India Establishes ₹12,980 Cr Sovereign Maritime Insurance Shield to Counter Global Risks

India Establishes ₹12,980 Cr Sovereign Maritime Insurance Shield to Counter Global Risks

India Establishes ₹12,980 Cr Sovereign Maritime Insurance Shield to Counter Global Risks​

The Union Cabinet has approved a landmark initiative designed to insulate India's vital maritime trade routes from geopolitical shocks. In a major move asserting economic sovereignty, the government sanctioned the creation of the ‘Bharat Maritime Insurance Pool’ (BMI pool). The pool comes with a sovereign guarantee of ₹12,980 crore.

This strategic domestic insurance mechanism aims to ensure continuous and affordable maritime coverage for all Indian flagged or controlled vessels. This protection applies whether the vessels are traveling to, from, or transiting India, thereby safeguarding the flow of goods in volatile times.

India Secures Trade Flow with Mega Insurance Pool​

The BMI pool is designed to maintain the continuity of Indian commerce. It guarantees that vessels carrying cargo from any international origin to Indian ports, and vice versa, will maintain necessary insurance coverage.

The pool structure combines the underwriting capacity of its member insurers, totaling around ₹950 crore. This collective capacity allows the pool to issue comprehensive policies that cover a wide spectrum of potential maritime risks.

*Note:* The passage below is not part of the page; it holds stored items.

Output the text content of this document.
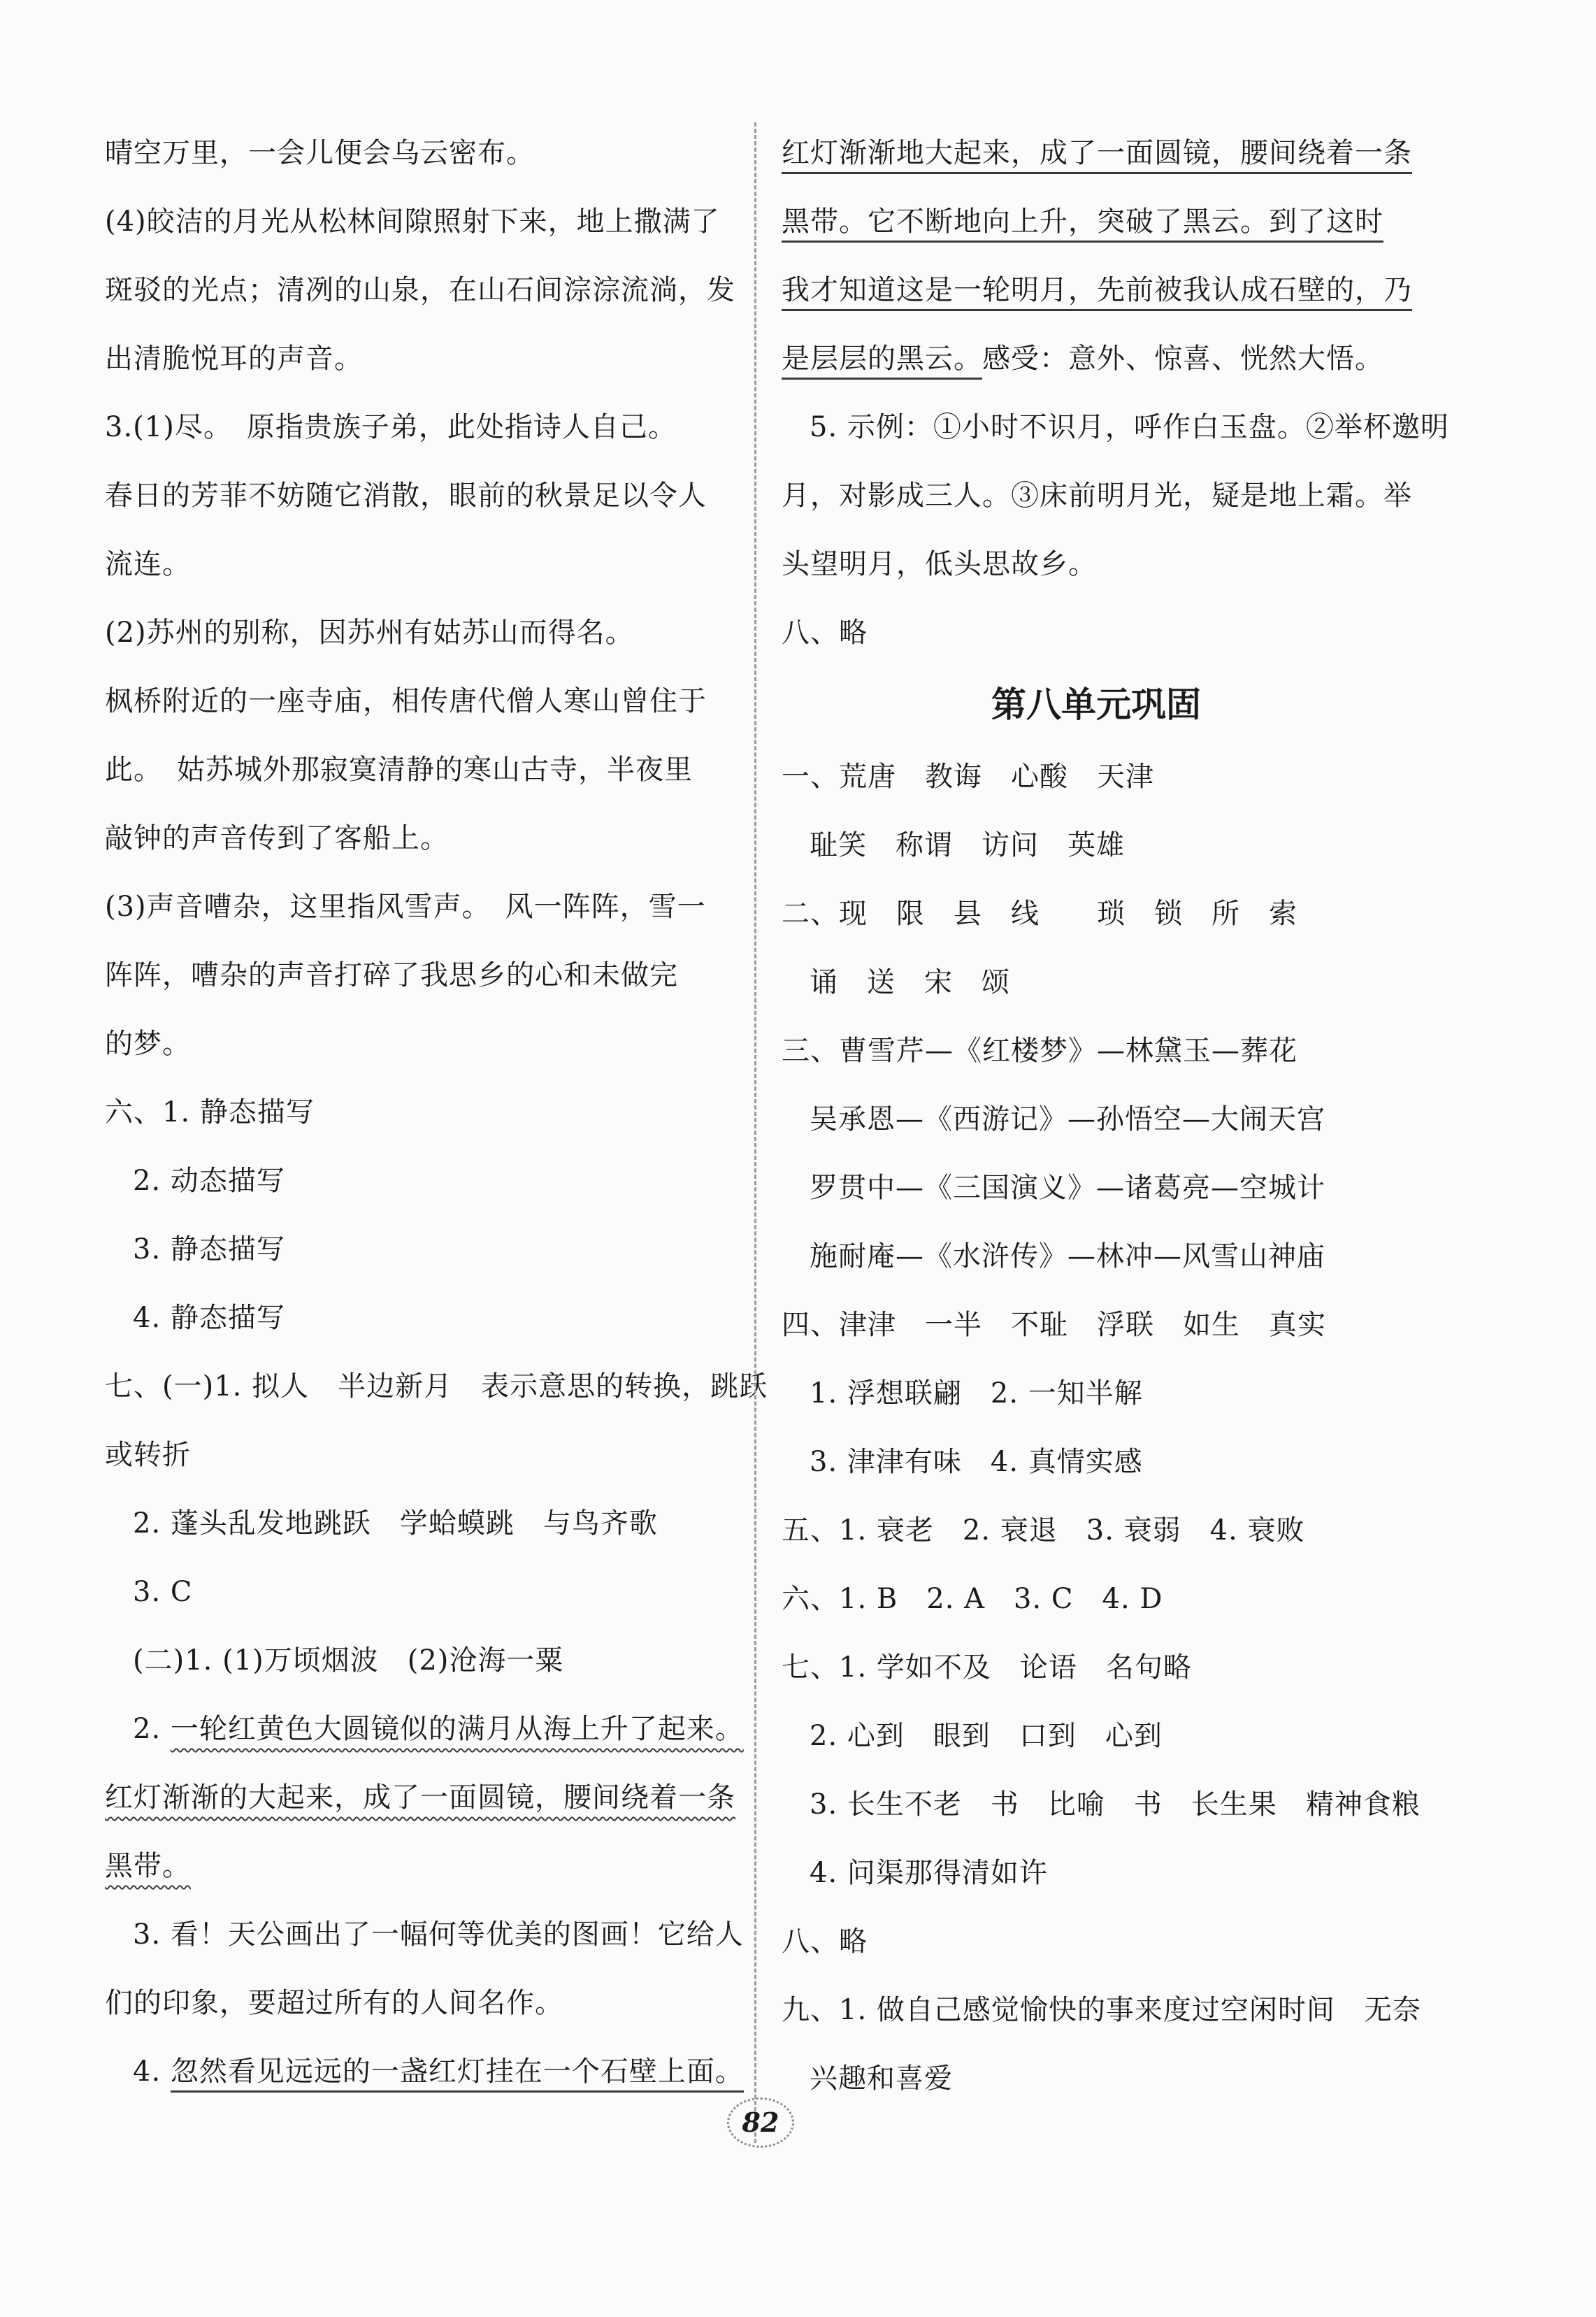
晴空万里，一会儿便会乌云密布。
(4)皎洁的月光从松林间隙照射下来，地上撒满了
斑驳的光点；清冽的山泉，在山石间淙淙流淌，发
出清脆悦耳的声音。
3.(1)尽。　原指贵族子弟，此处指诗人自己。
春日的芳菲不妨随它消散，眼前的秋景足以令人
流连。
(2)苏州的别称，因苏州有姑苏山而得名。
枫桥附近的一座寺庙，相传唐代僧人寒山曾住于
此。　姑苏城外那寂寞清静的寒山古寺，半夜里
敲钟的声音传到了客船上。
(3)声音嘈杂，这里指风雪声。　风一阵阵，雪一
阵阵，嘈杂的声音打碎了我思乡的心和未做完
的梦。
六、1. 静态描写
2. 动态描写
3. 静态描写
4. 静态描写
七、(一)1. 拟人　半边新月　表示意思的转换，跳跃
或转折
2. 蓬头乱发地跳跃　学蛤蟆跳　与鸟齐歌
3. C
(二)1. (1)万顷烟波　(2)沧海一粟
2. 一轮红黄色大圆镜似的满月从海上升了起来。
红灯渐渐的大起来，成了一面圆镜，腰间绕着一条
黑带。
3. 看！天公画出了一幅何等优美的图画！它给人
们的印象，要超过所有的人间名作。
4. 忽然看见远远的一盏红灯挂在一个石壁上面。
红灯渐渐地大起来，成了一面圆镜，腰间绕着一条
黑带。它不断地向上升，突破了黑云。到了这时
我才知道这是一轮明月，先前被我认成石壁的，乃
是层层的黑云。感受：意外、惊喜、恍然大悟。
5. 示例：①小时不识月，呼作白玉盘。②举杯邀明
月，对影成三人。③床前明月光，疑是地上霜。举
头望明月，低头思故乡。
八、略
第八单元巩固
一、荒唐　教诲　心酸　天津
耻笑　称谓　访问　英雄
二、现　限　县　线　　琐　锁　所　索
诵　送　宋　颂
三、曹雪芹—《红楼梦》—林黛玉—葬花
吴承恩—《西游记》—孙悟空—大闹天宫
罗贯中—《三国演义》—诸葛亮—空城计
施耐庵—《水浒传》—林冲—风雪山神庙
四、津津　一半　不耻　浮联　如生　真实
1. 浮想联翩　2. 一知半解
3. 津津有味　4. 真情实感
五、1. 衰老　2. 衰退　3. 衰弱　4. 衰败
六、1. B　2. A　3. C　4. D
七、1. 学如不及　论语　名句略
2. 心到　眼到　口到　心到
3. 长生不老　书　比喻　书　长生果　精神食粮
4. 问渠那得清如许
八、略
九、1. 做自己感觉愉快的事来度过空闲时间　无奈
兴趣和喜爱
82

These comprehensive risks include Hull and Machinery coverage, Cargo insurance, Protection and Indemnity (P&I), and critical War risk coverage.

How the BMI Pool Shields India's Vital Trade Lifeline​

The move highlights a critical vulnerability in global trade. With global volatility escalating, maritime operations face increased risk and rising insurance costs.

Currently, Indian vessels exhibit a high dependence on international bodies, such as the International Group of Protection and Indemnity (IGP&I) Club, for third-party liabilities. These include coverage for oil pollution, wreck removal, cargo damage, and crew repatriation.

The establishment of the BMI pool directly addresses the risk of service withdrawal. Government officials stated that the pool is necessary to ensure trade continuity in the face of potential sanctions or severe geopolitical tensions.

Strengthening Maritime Sovereignty Amid Global Volatility​

Beyond sheer financial protection, the BMI pool offers domestic specialization. The mechanism will locally manage liability insurance, tailoring it specifically to Indian Shipping conditions and regulatory requirements.

Furthermore, the pool is expected to foster specialized marine underwriting, claims management, and legal expertise within India. This local development capacity is crucial for long-term resilience.

Analysts view this move as a powerful assertion of economic self-reliance. By building a localized insurance backbone, India mitigates systemic risks that previously left its vital supply chains exposed to external international dynamics.